Shenandoah Telecommunications Company (Shentel) is employing Render Networks' construction management platform to handle the fiber-to-the-home (FTTH) expansions for its Glo Fiber brand.
Glo Fiber’s FTTH multi-gigabit broadband internet access, live streaming TV and digital home phone service is available to 183,000 households across Virginia, West Virginia, Pennsylvania and Maryland.
Render's platform will be used in all markets where Shentel is building, and is already in three markets right now, according to a Shentel spokesperson.
The network construction platform leverages geospatial, task-level data for automation. Shentel will also tap into its quality assurance features to enable construction teams to review and validate data and photos captured as work is completed.
Specifically, Render’s platform will enable Shentel to break projects into more manageable sections for construction crews. Paired with an “easy user interface,” the spokesperson said Shentel expects to use Render to help make the “build process and communication regarding what is built, more efficient.”
While Shentel doesn’t anticipate Render will speed up the Glo Fiber expansion, the product is expected to make the process “less paper/email intensive and create clear communication between the construction teams and Shentel engineering.”
Shentel has set a goal of 450,000 fiber homes passed by the end of 2026, and has been steadily picking up funding along the way.
In May the company snagged two awards totaling $6.3 million to cover just over 3,000 locations in Virgina, and in August bagged over $1.5 million in West Virginia broadband grants to build across almost 1,000 locations. Shentel also got $9.4 million to expand its network in Frederick County, Maryland in April.
This year Shentel reached 165,000 fiber passings in Q1, and rolled out a new symmetrical 5 Gbps internet tier, making it available to all 147,000 passings where it currently offers Glo Fiber service.
Render CEO Sam Pratt said some of the most common challenges providers face during the construction of new networks or expansion of existing infrastructure involve labor and workforce. According to him, 65% of total network investment is spent on construction, while 85% of spend is on labor and contractors.
“The labor market is currently constrained and costs are inflated,” Pratt told Fierce, and Render’s platform aims to keep “boots on the ground busy,” while prioritizing real-time visibility into projects, as well as forecasting and tracking material use and waste.
To get to customer deployment faster, Render in partnership with VETRO FiberMap has also automated the customer sign-up to connection process.
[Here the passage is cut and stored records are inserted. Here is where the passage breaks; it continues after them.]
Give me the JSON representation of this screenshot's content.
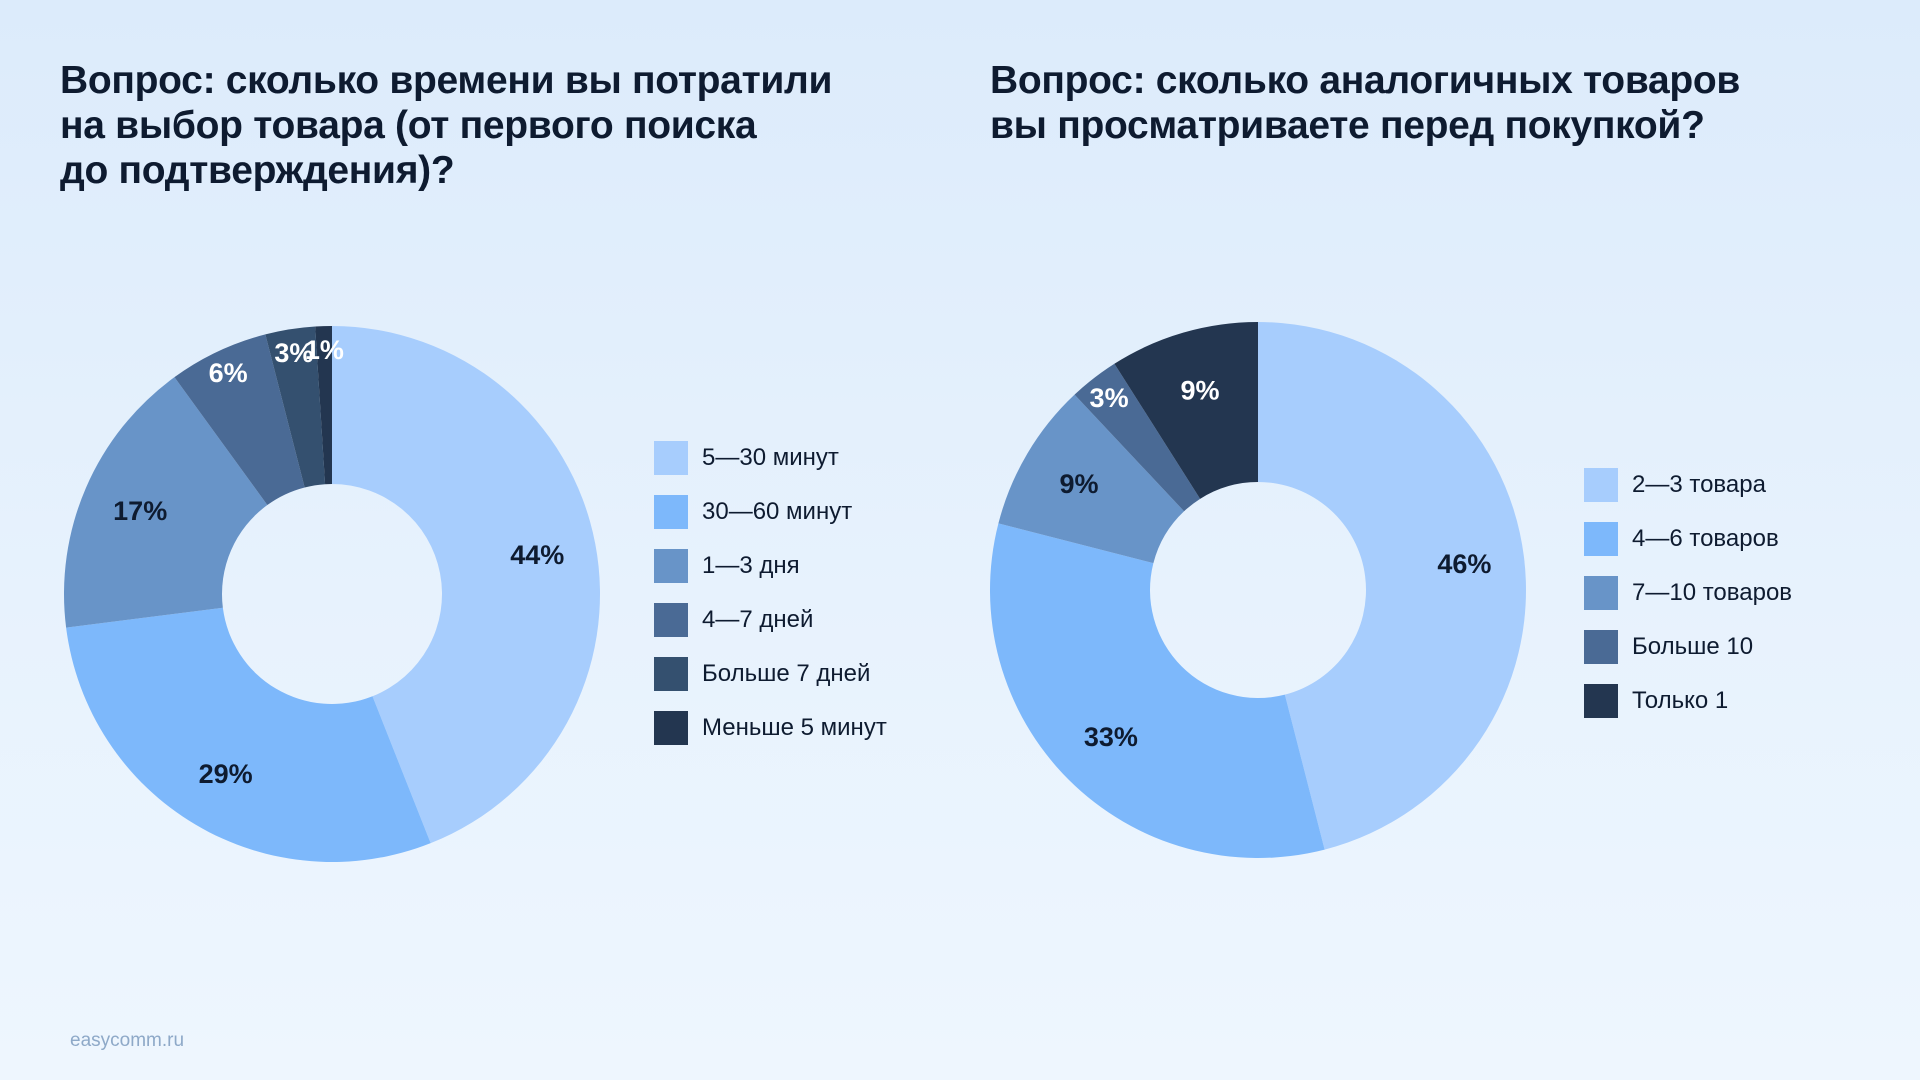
{
  "footer": {
    "site": "easycomm.ru"
  },
  "chart_data": [
    {
      "type": "pie",
      "title": "Вопрос: сколько времени вы потратили\nна выбор товара (от первого поиска\nдо подтверждения)?",
      "categories": [
        "5—30 минут",
        "30—60 минут",
        "1—3 дня",
        "4—7 дней",
        "Больше 7 дней",
        "Меньше 5 минут"
      ],
      "values": [
        44,
        29,
        17,
        6,
        3,
        1
      ],
      "labels": [
        "44%",
        "29%",
        "17%",
        "6%",
        "3%",
        "1%"
      ],
      "colors": [
        "#a7cdfd",
        "#7db8fb",
        "#6894c8",
        "#4a6a95",
        "#34506f",
        "#233650"
      ],
      "label_colors": [
        "#0e1b30",
        "#0e1b30",
        "#0e1b30",
        "#ffffff",
        "#ffffff",
        "#ffffff"
      ],
      "legend_position": "right"
    },
    {
      "type": "pie",
      "title": "Вопрос: сколько аналогичных товаров\nвы просматриваете перед покупкой?",
      "categories": [
        "2—3 товара",
        "4—6 товаров",
        "7—10 товаров",
        "Больше 10",
        "Только 1"
      ],
      "values": [
        46,
        33,
        9,
        3,
        9
      ],
      "labels": [
        "46%",
        "33%",
        "9%",
        "3%",
        "9%"
      ],
      "colors": [
        "#a7cdfd",
        "#7db8fb",
        "#6894c8",
        "#4a6a95",
        "#233650"
      ],
      "label_colors": [
        "#0e1b30",
        "#0e1b30",
        "#0e1b30",
        "#ffffff",
        "#ffffff"
      ],
      "legend_position": "right"
    }
  ]
}
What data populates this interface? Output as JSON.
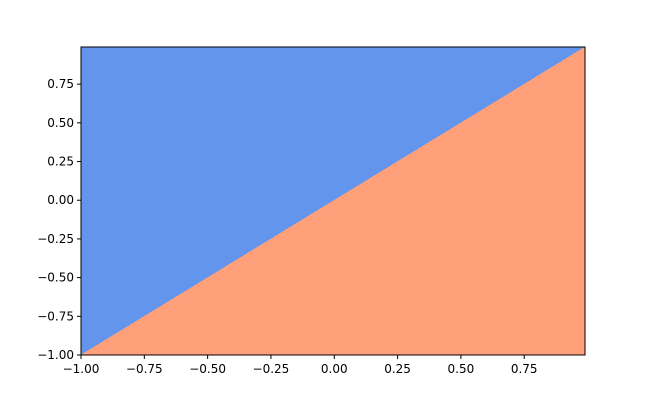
{
  "chart_data": {
    "type": "region",
    "series": [
      {
        "color": "#6495ed",
        "x": [
          -1,
          -1,
          0.99
        ],
        "y": [
          -1,
          0.99,
          0.99
        ]
      },
      {
        "color": "#ffa07a",
        "x": [
          -1,
          0.99,
          0.99
        ],
        "y": [
          -1,
          0.99,
          -1
        ]
      }
    ],
    "xlim": [
      -1,
      0.99
    ],
    "ylim": [
      -1,
      0.99
    ],
    "xticks": [
      {
        "value": -1,
        "label": "−1.00"
      },
      {
        "value": -0.75,
        "label": "−0.75"
      },
      {
        "value": -0.5,
        "label": "−0.50"
      },
      {
        "value": -0.25,
        "label": "−0.25"
      },
      {
        "value": 0,
        "label": "0.00"
      },
      {
        "value": 0.25,
        "label": "0.25"
      },
      {
        "value": 0.5,
        "label": "0.50"
      },
      {
        "value": 0.75,
        "label": "0.75"
      }
    ],
    "yticks": [
      {
        "value": -1,
        "label": "−1.00"
      },
      {
        "value": -0.75,
        "label": "−0.75"
      },
      {
        "value": -0.5,
        "label": "−0.50"
      },
      {
        "value": -0.25,
        "label": "−0.25"
      },
      {
        "value": 0,
        "label": "0.00"
      },
      {
        "value": 0.25,
        "label": "0.25"
      },
      {
        "value": 0.5,
        "label": "0.50"
      },
      {
        "value": 0.75,
        "label": "0.75"
      }
    ],
    "grid": false
  }
}
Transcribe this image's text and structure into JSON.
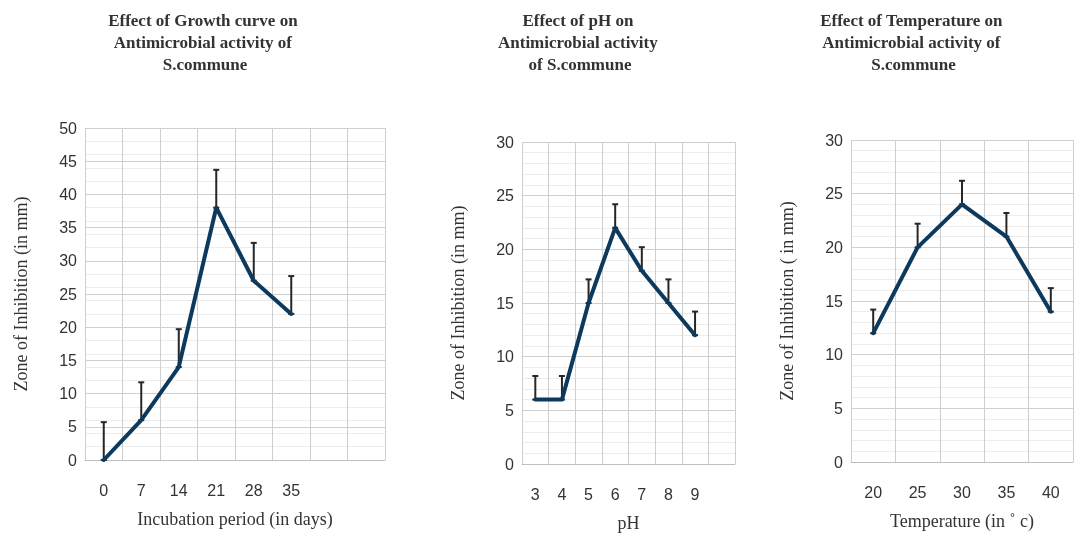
{
  "chart_data": [
    {
      "type": "line",
      "title": "Effect of Growth curve on Antimicrobial activity of S.commune",
      "xlabel": "Incubation period (in days)",
      "ylabel": "Zone of Inhibition (in mm)",
      "categories": [
        "0",
        "7",
        "14",
        "21",
        "28",
        "35",
        null,
        null
      ],
      "series": [
        {
          "color": "#0d3a5c",
          "values": [
            0,
            6,
            14,
            38,
            27,
            22,
            null,
            null
          ],
          "errors": [
            [
              0,
              5.7
            ],
            [
              6,
              11.7
            ],
            [
              14,
              19.7
            ],
            [
              38,
              43.7
            ],
            [
              27,
              32.7
            ],
            [
              22,
              27.7
            ],
            null,
            null
          ]
        }
      ],
      "ylim": [
        0,
        50
      ],
      "yticks": [
        0,
        5,
        10,
        15,
        20,
        25,
        30,
        35,
        40,
        45,
        50
      ],
      "grid": true,
      "marker": "none",
      "line_style": "solid"
    },
    {
      "type": "line",
      "title": "Effect of pH on Antimicrobial activity of S.commune",
      "xlabel": "pH",
      "ylabel": "Zone of Inhibition (in mm)",
      "categories": [
        "3",
        "4",
        "5",
        "6",
        "7",
        "8",
        "9",
        null
      ],
      "series": [
        {
          "color": "#0d3a5c",
          "values": [
            6,
            6,
            15,
            22,
            18,
            15,
            12,
            null
          ],
          "errors": [
            [
              6,
              8.2
            ],
            [
              6,
              8.2
            ],
            [
              15,
              17.2
            ],
            [
              22,
              24.2
            ],
            [
              18,
              20.2
            ],
            [
              15,
              17.2
            ],
            [
              12,
              14.2
            ],
            null
          ]
        }
      ],
      "ylim": [
        0,
        30
      ],
      "yticks": [
        0,
        5,
        10,
        15,
        20,
        25,
        30
      ],
      "grid": true,
      "marker": "none",
      "line_style": "solid"
    },
    {
      "type": "line",
      "title": "Effect of Temperature on Antimicrobial activity of S.commune",
      "xlabel": "Temperature (in ˚ c)",
      "ylabel": "Zone of Inhibition ( in mm)",
      "categories": [
        "20",
        "25",
        "30",
        "35",
        "40"
      ],
      "series": [
        {
          "color": "#0d3a5c",
          "values": [
            12,
            20,
            24,
            21,
            14
          ],
          "errors": [
            [
              12,
              14.2
            ],
            [
              20,
              22.2
            ],
            [
              24,
              26.2
            ],
            [
              21,
              23.2
            ],
            [
              14,
              16.2
            ]
          ]
        }
      ],
      "ylim": [
        0,
        30
      ],
      "yticks": [
        0,
        5,
        10,
        15,
        20,
        25,
        30
      ],
      "grid": true,
      "marker": "none",
      "line_style": "solid"
    }
  ]
}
Render is currently involved in 26 construction and maintenance projects across the U.S., UK and Australia. That includes projects with the likes of Strata Networks, Archtop Fiber, Colorado Springs Utilities, All Points Broadband, InfoWest, First Electric Cooperative, Empower and SpringNet.
Pratt noted that as funding from the Broadband Equity, Access and Deployment (BEAD) program is soon to hit the market, it “remains a dominant theme and opportunity for operators.”
According to Costquest’s Broadband Fabric dataset, the U.S. currently has 114 million Broadband serviceable locations, 8.1 million of which are considered unserved and will be prioritized for deployment and connection – “that’s the task at hand for all of us,” he said.
“Traditional construction management will not deliver the required speed, visibility or outcomes.”
To meet federal and state grant funding requirements, operators are faced with mandated delivery milestones and metrics if they don’t want to risk penalties for noncompliance. Pratt said early identification of performance issues or at-risk delivery milestones is going to be "exceedingly important" in the upcoming funding rounds.